Finalmente, as exportações líquidas dependem do estado da economia
mundial: quando a economia mundial está em expansão, economias
individuais podem exportar mais e portanto haverá mais emprego e produção em
cada uma delas. Mas uma vez que a própria economia mundial consiste apenas de
economias individuais, ela só se pode expandir se algumas economias
individuais, nomeadamente uma grande como a dos EUA, começarem a expandir-se.

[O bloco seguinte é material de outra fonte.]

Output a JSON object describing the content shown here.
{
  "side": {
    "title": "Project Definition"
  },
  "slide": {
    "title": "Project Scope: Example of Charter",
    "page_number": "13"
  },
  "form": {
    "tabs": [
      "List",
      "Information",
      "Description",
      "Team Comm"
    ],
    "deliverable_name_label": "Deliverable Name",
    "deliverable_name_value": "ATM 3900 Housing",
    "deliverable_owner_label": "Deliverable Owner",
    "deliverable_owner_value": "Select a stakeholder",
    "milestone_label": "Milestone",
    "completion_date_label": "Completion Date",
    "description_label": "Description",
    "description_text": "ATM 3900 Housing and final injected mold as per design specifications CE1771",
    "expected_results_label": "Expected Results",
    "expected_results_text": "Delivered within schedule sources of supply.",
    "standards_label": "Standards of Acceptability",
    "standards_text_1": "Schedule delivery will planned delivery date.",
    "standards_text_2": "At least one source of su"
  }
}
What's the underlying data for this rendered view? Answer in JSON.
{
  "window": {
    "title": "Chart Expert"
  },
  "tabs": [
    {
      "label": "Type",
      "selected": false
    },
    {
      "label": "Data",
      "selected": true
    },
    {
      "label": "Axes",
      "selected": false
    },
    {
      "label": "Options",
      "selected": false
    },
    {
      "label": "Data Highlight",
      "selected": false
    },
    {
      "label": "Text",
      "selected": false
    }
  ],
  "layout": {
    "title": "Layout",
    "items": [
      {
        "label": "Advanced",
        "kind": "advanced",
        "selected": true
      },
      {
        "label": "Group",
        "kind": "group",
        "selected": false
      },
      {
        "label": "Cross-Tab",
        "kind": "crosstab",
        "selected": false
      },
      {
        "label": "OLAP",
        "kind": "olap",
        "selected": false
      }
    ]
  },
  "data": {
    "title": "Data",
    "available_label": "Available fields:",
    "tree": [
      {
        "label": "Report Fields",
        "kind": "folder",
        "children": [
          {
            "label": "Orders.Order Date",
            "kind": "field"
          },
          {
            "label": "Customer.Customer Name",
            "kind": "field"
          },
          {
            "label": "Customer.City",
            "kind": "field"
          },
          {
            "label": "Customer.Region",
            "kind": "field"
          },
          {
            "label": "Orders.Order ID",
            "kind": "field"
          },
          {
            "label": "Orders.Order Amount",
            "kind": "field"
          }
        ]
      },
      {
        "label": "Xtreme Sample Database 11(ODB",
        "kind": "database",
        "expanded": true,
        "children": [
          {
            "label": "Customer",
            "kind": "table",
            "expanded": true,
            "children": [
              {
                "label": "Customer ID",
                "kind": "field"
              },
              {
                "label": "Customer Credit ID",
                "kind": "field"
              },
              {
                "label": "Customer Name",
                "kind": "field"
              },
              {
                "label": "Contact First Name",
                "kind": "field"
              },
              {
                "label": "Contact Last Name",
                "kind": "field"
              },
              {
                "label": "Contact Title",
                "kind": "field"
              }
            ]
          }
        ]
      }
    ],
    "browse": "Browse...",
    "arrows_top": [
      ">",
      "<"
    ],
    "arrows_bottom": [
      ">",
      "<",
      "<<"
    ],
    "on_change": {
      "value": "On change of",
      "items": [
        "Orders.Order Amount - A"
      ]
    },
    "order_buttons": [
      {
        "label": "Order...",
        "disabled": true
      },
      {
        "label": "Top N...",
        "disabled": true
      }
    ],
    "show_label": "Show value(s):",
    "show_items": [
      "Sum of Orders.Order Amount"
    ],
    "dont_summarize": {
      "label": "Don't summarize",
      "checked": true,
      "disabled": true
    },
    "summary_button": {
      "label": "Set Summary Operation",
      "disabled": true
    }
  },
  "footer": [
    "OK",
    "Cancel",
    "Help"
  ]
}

Segue-se portanto que numa configuração neoliberal o nível da procura agregada
e portanto do emprego em cada economia depende de [saber] se expectativas eufóricas
são geradas numa grande economia como os EUA, isto é, se os EUA têm uma
"bolha" ou não. A "bolha dotcom" nos EUA nos anos noventa,
assim como a "bolha habitacional" nos EUA nos primeiros anos do
século actual, foram em grande medidas responsáveis pelo crescimento da
economia mundial ao longo daquele período e portanto em última análise estão
subjacentes a qualquer geração de emprego verificada durante o regime
neoliberal no nosso próprio país. Aquelas "bolhas" estão agora
ultrapassadas e não há perspectivas de que surjam quaisquer outras
"bolhas" no futuro imediato previsível. A economia mundial continuará
portanto a estar atolada na crise e o desemprego na nossa própria economia – o
qual estava a aumentar (embora não de uma forma aberta) mesmo durante os anos
de alto crescimento – aumentará drasticamente nos próximos anos.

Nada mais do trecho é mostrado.